The missing icon was really just a trigger of another problem: 404’s are expensive. Part of why 404’s are expensive is because they aren’t cached. I tried to configure this in my current cache but it doesn’t look like a feature. As an alternative, I decided to try the cache that my host recommends: LightSpeed Cache. Empirically, it does cache the result of a request even if it 404’s, so this should resolve any similar bug where someone somewhere is requesting the same resource over and over again even if it doesn’t exist. Success!
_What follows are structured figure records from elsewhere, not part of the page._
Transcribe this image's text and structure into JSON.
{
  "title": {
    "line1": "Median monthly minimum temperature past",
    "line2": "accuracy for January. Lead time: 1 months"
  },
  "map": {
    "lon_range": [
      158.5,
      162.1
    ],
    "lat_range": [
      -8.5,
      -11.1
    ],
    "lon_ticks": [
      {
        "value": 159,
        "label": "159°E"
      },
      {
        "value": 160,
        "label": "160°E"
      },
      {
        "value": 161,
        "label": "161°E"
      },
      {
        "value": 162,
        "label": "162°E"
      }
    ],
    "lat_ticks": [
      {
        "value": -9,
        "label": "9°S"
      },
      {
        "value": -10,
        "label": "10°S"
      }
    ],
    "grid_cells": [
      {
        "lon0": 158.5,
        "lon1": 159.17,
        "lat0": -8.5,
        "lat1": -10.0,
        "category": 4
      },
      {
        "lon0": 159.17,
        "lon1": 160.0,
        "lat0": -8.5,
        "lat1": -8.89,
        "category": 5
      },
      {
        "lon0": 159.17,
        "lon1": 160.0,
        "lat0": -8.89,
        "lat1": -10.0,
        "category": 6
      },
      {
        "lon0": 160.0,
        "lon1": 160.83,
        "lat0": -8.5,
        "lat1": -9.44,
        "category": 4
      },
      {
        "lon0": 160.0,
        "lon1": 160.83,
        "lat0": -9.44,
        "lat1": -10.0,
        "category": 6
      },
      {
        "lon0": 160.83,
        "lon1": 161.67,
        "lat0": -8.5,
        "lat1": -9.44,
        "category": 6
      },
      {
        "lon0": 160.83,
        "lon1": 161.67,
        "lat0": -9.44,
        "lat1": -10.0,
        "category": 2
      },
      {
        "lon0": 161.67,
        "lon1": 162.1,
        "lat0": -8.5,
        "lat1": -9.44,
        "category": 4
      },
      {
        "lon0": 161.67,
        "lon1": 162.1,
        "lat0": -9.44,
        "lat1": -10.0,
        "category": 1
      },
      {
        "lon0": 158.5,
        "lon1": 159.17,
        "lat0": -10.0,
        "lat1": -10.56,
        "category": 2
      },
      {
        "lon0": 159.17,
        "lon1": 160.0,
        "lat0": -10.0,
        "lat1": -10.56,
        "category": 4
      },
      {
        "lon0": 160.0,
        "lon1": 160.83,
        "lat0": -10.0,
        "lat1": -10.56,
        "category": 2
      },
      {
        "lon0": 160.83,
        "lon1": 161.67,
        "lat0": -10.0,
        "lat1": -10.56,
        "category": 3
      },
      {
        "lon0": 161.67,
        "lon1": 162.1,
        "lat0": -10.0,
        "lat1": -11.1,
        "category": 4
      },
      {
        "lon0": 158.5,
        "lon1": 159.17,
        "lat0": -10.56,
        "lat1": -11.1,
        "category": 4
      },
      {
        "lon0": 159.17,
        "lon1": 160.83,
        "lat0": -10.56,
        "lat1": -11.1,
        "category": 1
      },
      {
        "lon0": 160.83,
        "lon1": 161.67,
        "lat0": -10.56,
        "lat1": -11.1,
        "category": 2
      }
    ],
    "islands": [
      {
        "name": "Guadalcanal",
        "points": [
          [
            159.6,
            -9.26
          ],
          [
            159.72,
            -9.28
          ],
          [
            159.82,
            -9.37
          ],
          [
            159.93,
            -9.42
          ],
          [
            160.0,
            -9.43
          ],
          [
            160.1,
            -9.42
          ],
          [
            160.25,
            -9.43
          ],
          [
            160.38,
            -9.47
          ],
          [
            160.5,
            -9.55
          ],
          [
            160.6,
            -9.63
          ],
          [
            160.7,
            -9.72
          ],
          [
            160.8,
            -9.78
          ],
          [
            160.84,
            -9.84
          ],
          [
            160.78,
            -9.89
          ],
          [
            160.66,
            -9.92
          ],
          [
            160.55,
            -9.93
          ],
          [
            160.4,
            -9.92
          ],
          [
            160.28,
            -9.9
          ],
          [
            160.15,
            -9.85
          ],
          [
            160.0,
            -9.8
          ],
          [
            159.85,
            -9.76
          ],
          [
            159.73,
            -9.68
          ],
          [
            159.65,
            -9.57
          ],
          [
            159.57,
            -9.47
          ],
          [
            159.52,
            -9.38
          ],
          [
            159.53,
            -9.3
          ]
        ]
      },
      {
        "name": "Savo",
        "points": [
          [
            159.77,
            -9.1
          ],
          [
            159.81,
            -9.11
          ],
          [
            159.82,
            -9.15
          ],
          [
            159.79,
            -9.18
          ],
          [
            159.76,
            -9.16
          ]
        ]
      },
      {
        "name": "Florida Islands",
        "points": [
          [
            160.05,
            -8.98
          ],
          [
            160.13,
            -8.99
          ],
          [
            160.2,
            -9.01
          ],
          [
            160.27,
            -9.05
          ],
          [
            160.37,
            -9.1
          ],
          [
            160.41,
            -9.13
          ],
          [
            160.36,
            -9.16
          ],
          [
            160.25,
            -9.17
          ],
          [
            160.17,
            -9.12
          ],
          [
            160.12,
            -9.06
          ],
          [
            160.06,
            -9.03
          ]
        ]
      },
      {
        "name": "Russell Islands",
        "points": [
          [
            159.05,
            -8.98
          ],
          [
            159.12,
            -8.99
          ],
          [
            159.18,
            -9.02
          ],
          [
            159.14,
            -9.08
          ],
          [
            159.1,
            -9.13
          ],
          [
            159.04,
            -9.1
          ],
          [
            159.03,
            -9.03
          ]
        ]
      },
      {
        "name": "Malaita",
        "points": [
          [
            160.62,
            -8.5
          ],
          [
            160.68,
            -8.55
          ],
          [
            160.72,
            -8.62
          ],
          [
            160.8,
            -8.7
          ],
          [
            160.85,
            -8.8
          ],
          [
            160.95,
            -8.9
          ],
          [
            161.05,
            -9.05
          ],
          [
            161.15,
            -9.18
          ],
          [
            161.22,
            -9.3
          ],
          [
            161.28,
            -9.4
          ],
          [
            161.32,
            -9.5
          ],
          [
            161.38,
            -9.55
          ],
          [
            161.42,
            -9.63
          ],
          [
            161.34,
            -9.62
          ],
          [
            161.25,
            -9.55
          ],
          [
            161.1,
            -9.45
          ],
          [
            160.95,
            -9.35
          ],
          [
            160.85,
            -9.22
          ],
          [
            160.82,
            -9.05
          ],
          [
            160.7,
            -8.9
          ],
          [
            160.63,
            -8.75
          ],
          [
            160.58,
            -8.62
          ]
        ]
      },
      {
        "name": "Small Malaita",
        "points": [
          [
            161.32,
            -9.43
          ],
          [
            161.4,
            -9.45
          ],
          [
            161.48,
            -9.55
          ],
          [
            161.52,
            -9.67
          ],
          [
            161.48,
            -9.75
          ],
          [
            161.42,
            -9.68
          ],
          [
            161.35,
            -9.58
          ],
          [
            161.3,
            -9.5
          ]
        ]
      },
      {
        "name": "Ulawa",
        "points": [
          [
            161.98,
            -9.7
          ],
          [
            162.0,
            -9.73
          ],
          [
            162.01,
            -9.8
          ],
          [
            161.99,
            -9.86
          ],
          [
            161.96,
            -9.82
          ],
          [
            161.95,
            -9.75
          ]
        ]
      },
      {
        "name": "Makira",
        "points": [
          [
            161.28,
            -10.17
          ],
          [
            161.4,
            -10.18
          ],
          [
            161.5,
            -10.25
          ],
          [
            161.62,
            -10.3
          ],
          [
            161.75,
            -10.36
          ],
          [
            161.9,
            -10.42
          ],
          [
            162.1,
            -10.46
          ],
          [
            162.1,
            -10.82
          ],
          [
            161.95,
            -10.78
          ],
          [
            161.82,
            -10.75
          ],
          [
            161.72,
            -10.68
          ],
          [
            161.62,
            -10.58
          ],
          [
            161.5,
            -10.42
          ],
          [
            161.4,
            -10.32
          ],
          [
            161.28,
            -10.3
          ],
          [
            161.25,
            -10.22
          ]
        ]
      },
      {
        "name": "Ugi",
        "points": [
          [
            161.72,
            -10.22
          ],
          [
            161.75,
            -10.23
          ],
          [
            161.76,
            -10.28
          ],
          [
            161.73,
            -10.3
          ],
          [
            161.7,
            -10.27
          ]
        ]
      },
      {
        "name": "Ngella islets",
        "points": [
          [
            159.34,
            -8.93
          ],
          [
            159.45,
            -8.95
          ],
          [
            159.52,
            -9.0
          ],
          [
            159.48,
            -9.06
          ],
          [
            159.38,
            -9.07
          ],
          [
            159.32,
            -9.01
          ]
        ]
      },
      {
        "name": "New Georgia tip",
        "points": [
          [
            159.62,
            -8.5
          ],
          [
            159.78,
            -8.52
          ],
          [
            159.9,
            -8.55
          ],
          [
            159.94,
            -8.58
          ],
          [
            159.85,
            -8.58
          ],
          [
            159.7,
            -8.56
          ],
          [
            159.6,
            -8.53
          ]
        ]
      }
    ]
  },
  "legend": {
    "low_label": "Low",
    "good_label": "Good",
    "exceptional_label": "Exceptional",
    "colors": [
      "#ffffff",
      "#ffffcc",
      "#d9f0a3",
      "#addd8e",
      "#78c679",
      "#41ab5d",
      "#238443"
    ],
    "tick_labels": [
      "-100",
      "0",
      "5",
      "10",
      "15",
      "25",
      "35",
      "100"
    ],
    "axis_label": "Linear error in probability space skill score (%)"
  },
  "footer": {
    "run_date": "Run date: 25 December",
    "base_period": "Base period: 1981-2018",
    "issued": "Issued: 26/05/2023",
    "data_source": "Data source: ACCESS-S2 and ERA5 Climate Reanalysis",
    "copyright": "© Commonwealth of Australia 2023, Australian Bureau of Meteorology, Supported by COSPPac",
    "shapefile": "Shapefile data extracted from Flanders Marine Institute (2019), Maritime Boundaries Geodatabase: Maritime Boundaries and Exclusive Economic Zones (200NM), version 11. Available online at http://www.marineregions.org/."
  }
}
While this solve the current problem of missing site icons, someone could just request random pages to force 404’s and take down my site. I tried to optimize my 404 page. However, in profiling, I didn’t find any plugins I could disable cheaply enough, the best savings was about 30% of the runtime. I tried it but I didn’t feel the difference, even though it was slightly better. Network latency just made that gain too small. I felt like I needed something that would make a magnitude of a difference. I also didn’t find any code in my 404_template.php that took much time. Even making it static made little measurable difference since most of the time is spent in WordPress or plugins. In this, I considered several options but nothing seemed good enough.

The last item I’ve arrived upon is my “Shared Unlimited” hosting plan can serve maybe a dozen uncached requests per second. It still opens me to a denial-of-service attack wherein someone just requests a bunch of uncached pages, or even random pages generating 404’s. Maybe I could optimize my 404 page, pay for more serious hosting, use something other than WordPress, or use some sort of CDN like Cloudflare. But hey, this is just a hobby site. I think it’s time for me to move on.